To demonstrate that this effect was due to ALDH1A1 inhibition specifically, we knocked down ALDH1A1 in 786-O cells using three different siRNAs (Supplementary Fig. S4M). As seen with DEAB addition, ALDH1A1 knockdown reduced the cells’ ability to form tumorspheres (Fig. 4G). The level of reduction, however, was not as complete as that seen with high-dose DEAB, suggesting either incomplete ALDH1A1 knockdown or potential compensation by other ALDH isoenzymes. There was also some variability between the ALDH1A1 siRNA oligos in their tumorsphere-reducing capacity, suggesting possible off-target effects as well. Therefore, we also assessed whether ALDH1A1 overexpression on its own could increase tumorsphere forming capacity.
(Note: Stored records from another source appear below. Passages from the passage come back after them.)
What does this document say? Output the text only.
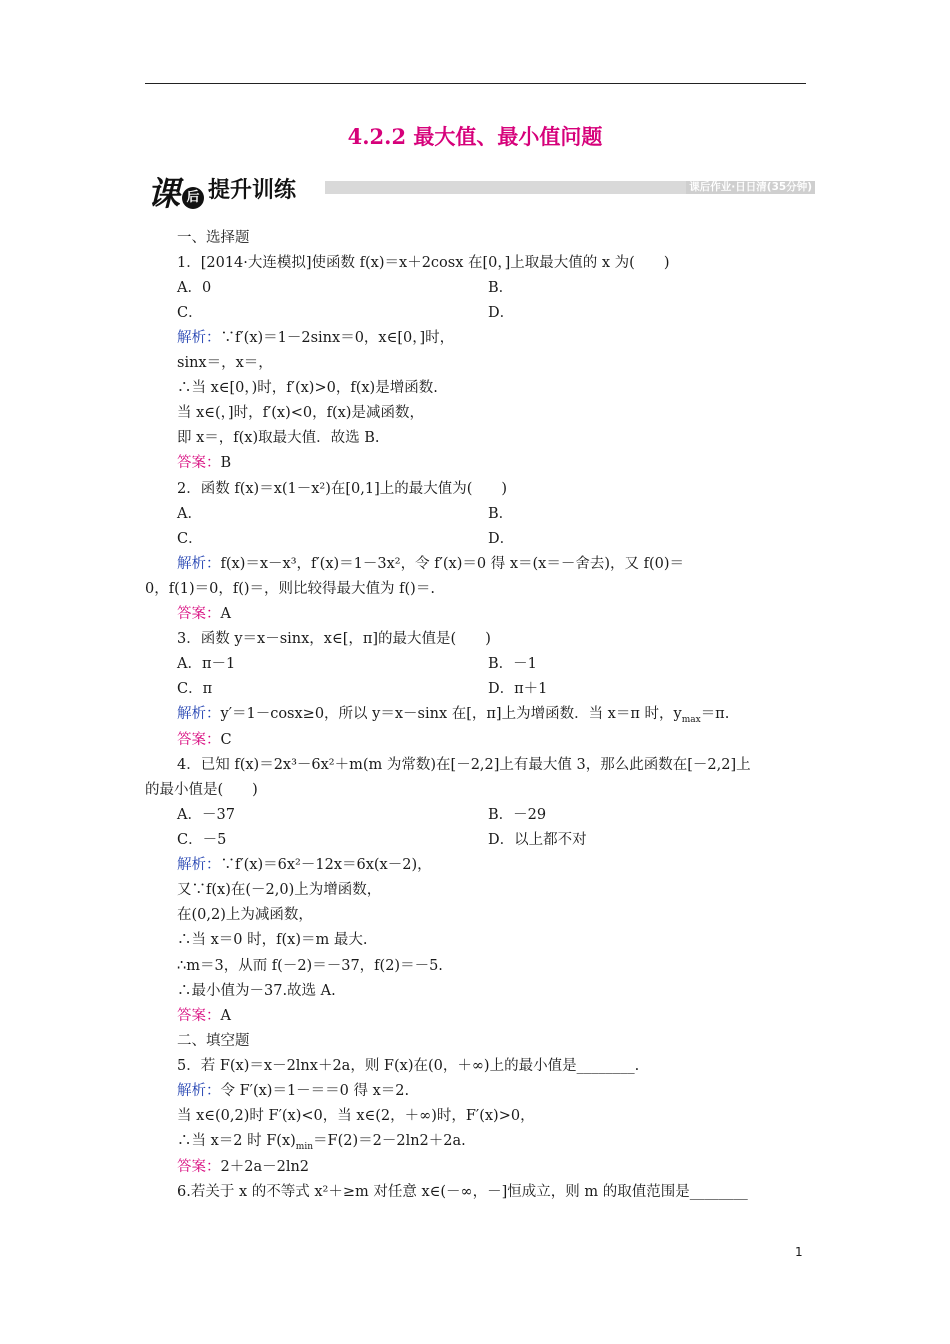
4.2.2 最大值、最小值问题
课 后 提升训练	课后作业·日日清(35分钟)
一、选择题
1．[2014·大连模拟]使函数 f(x)＝x＋2cosx 在[0，]上取最大值的 x 为(　　)
A．0	B．
C．	D．
解析：∵f′(x)＝1－2sinx＝0，x∈[0，]时，
sinx＝，x＝，
∴当 x∈[0，)时，f′(x)>0，f(x)是增函数.
当 x∈(，]时，f′(x)<0，f(x)是减函数，
即 x＝，f(x)取最大值．故选 B.
答案：B
2．函数 f(x)＝x(1－x²)在[0,1]上的最大值为(　　)
A．	B．
C．	D．
解析：f(x)＝x－x³，f′(x)＝1－3x²，令 f′(x)＝0 得 x＝(x＝－舍去)，又 f(0)＝
0，f(1)＝0，f()＝，则比较得最大值为 f()＝.
答案：A
3．函数 y＝x－sinx，x∈[，π]的最大值是(　　)
A．π－1	B．－1
C．π	D．π＋1
解析：y′＝1－cosx≥0，所以 y＝x－sinx 在[，π]上为增函数．当 x＝π 时，$y_{max}=\pi$.
答案：C
4．已知 f(x)＝2x³－6x²＋m(m 为常数)在[－2,2]上有最大值 3，那么此函数在[－2,2]上
的最小值是(　　)
A．－37	B．－29
C．－5	D．以上都不对
解析：∵f′(x)＝6x²－12x＝6x(x－2)，
又∵f(x)在(－2,0)上为增函数，
在(0,2)上为减函数，
∴当 x＝0 时，f(x)＝m 最大.
∴m＝3，从而 f(－2)＝－37，f(2)＝－5.
∴最小值为－37.故选 A.
答案：A
二、填空题
5．若 F(x)＝x－2lnx＋2a，则 F(x)在(0，＋∞)上的最小值是________.
解析：令 F′(x)＝1－＝＝0 得 x＝2.
当 x∈(0,2)时 F′(x)<0，当 x∈(2，＋∞)时，F′(x)>0，
∴当 x＝2 时 $F(x)_{min}=F(2)=2-2\ln 2+2a$.
答案：2＋2a－2ln2
6.若关于 x 的不等式 x²＋≥m 对任意 x∈(－∞，－]恒成立，则 m 的取值范围是________
1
Compared with an EV control (pcDNA-EV), ALDH1A1 overexpression (pcDNA-ALDH1A1-HA) in 786-O control cells nearly doubled the number of tumorspheres that grew (Fig. 4H).
With PBRM1 deficiency, ARID2 is more highly expressed and remains bound to other SWI/SNF subunits
Given the importance of considering how remaining SWI/SNF subunits come together when one subunit is mutated, and the fact that numerous recent reports have demonstrated a synthetic lethal relationship between homologous SWI/SNF subunits, we next explored how PBRM1 deficiency affects the levels and assembly of other PBAF subunits (60–64). Western blot analysis of PBAF subunits in the 786-O and ACHN cells revealed increased ARID2 levels with PBRM1 knockdown in both shRNA lines, but not consistently increased SNF5 or BRG1 levels (Fig. 5A; Supplementary Fig. S5A). In the A-704 cells, expression of WT PBRM1 resulted in lower ARID2 protein levels, whereas levels remained stable with expression of the cancer-associated mutants (Fig. 5B). SNF5 and BRG1 levels remained stable in all A-704 lines. Transcriptional analysis using RNA-seq in the 786-O cells and qRT-PCR analysis in the 786-O and A-704 cells showed a slight trend toward increased ARID2 transcription in the PBRM1-deficient setting, but these changes were not significant (Supplementary Fig. S5B and S5C). However, in the previously mentioned publicly available ccRCC datasets, increased ARID2 mRNA levels were significantly associated with PBRM1 mutation status (Supplementary Fig. S5D). Overall, these findings suggest that increased ARID2 levels with PBRM1 deficiency may be at least partially transcriptional, but there are likely other contributing mechanisms.
We next investigated whether ARID2 protein was still assembling into a complex with other SWI/SNF components. BRG1 and ARID2 IP experiments revealed that ARID2 remained bound to BRG1 in the PBRM1-deficient setting (Fig. 5C and D; Supplementary Fig. S5E). These results are consistent with previous studies that reported PBRM1 was dispensable for the assembly of the PBAF complex (65).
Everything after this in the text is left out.